For a state with 21 million residents and more than 100 million annual tourists, the gap between freight-port electrification and consumer charging infrastructure carries real commercial weight. Florida ranks among the top five states for EV registrations, and its tourism economy depends heavily on rental car fleets that are increasingly electric. The absence of a reliable NEVI network along I-95 and I-75 is a constraint that port electrification, however substantial, does not address.

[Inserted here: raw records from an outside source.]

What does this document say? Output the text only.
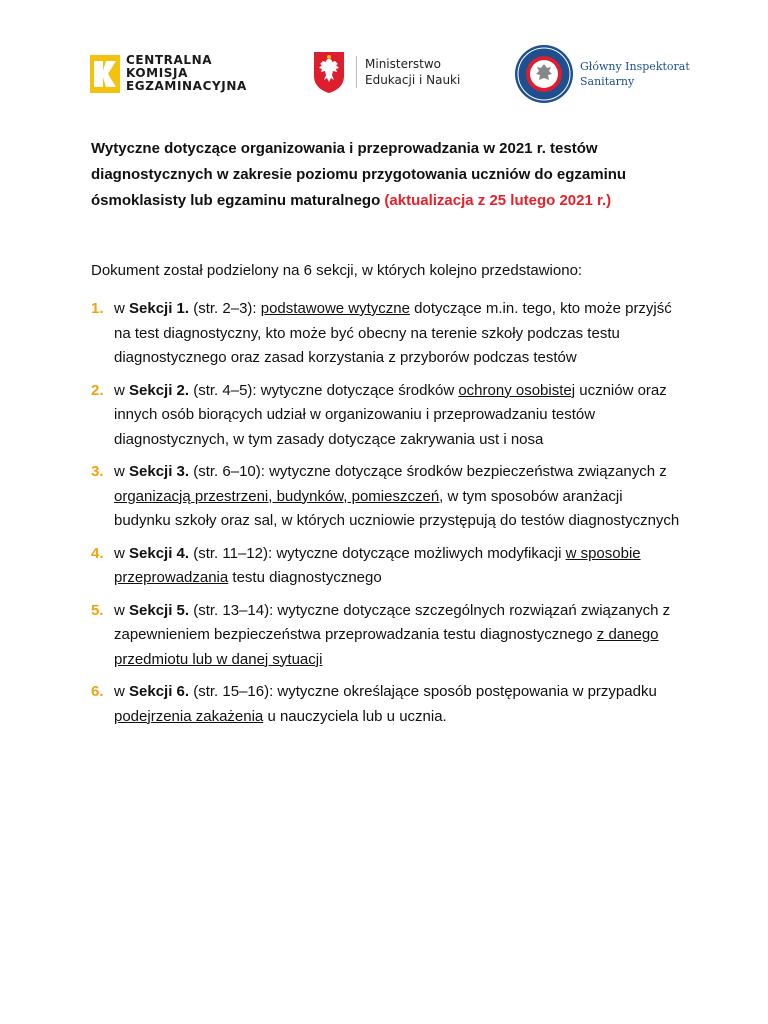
CENTRALNA
KOMISJA
EGZAMINACYJNA
Ministerstwo
Edukacji i Nauki
Główny Inspektorat
Sanitarny
Wytyczne dotyczące organizowania i przeprowadzania w 2021 r. testów diagnostycznych w zakresie poziomu przygotowania uczniów do egzaminu ósmoklasisty lub egzaminu maturalnego (aktualizacja z 25 lutego 2021 r.)
Dokument został podzielony na 6 sekcji, w których kolejno przedstawiono:
1. w Sekcji 1. (str. 2–3): podstawowe wytyczne dotyczące m.in. tego, kto może przyjść na test diagnostyczny, kto może być obecny na terenie szkoły podczas testu diagnostycznego oraz zasad korzystania z przyborów podczas testów
2. w Sekcji 2. (str. 4–5): wytyczne dotyczące środków ochrony osobistej uczniów oraz innych osób biorących udział w organizowaniu i przeprowadzaniu testów diagnostycznych, w tym zasady dotyczące zakrywania ust i nosa
3. w Sekcji 3. (str. 6–10): wytyczne dotyczące środków bezpieczeństwa związanych z organizacją przestrzeni, budynków, pomieszczeń, w tym sposobów aranżacji budynku szkoły oraz sal, w których uczniowie przystępują do testów diagnostycznych
4. w Sekcji 4. (str. 11–12): wytyczne dotyczące możliwych modyfikacji w sposobie przeprowadzania testu diagnostycznego
5. w Sekcji 5. (str. 13–14): wytyczne dotyczące szczególnych rozwiązań związanych z zapewnieniem bezpieczeństwa przeprowadzania testu diagnostycznego z danego przedmiotu lub w danej sytuacji
6. w Sekcji 6. (str. 15–16): wytyczne określające sposób postępowania w przypadku podejrzenia zakażenia u nauczyciela lub u ucznia.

What happens next depends on two separate timelines. On the port side, Broward and Miami-Dade will begin equipment procurement and infrastructure construction under their respective grant agreements, with performance benchmarks stretching to 2029 and 2031. On the charging side, Florida's FY26 NEVI plan is now before FHWA for approval. The plan's acceptance, followed by the state's first obligated charging-station funds, would mark the first concrete step toward closing the gap. Whether that step comes before the next round of IIJA port grants is awarded, likely in late 2026, will determine whether Florida's EV story stays a port story or becomes something residents can actually plug into.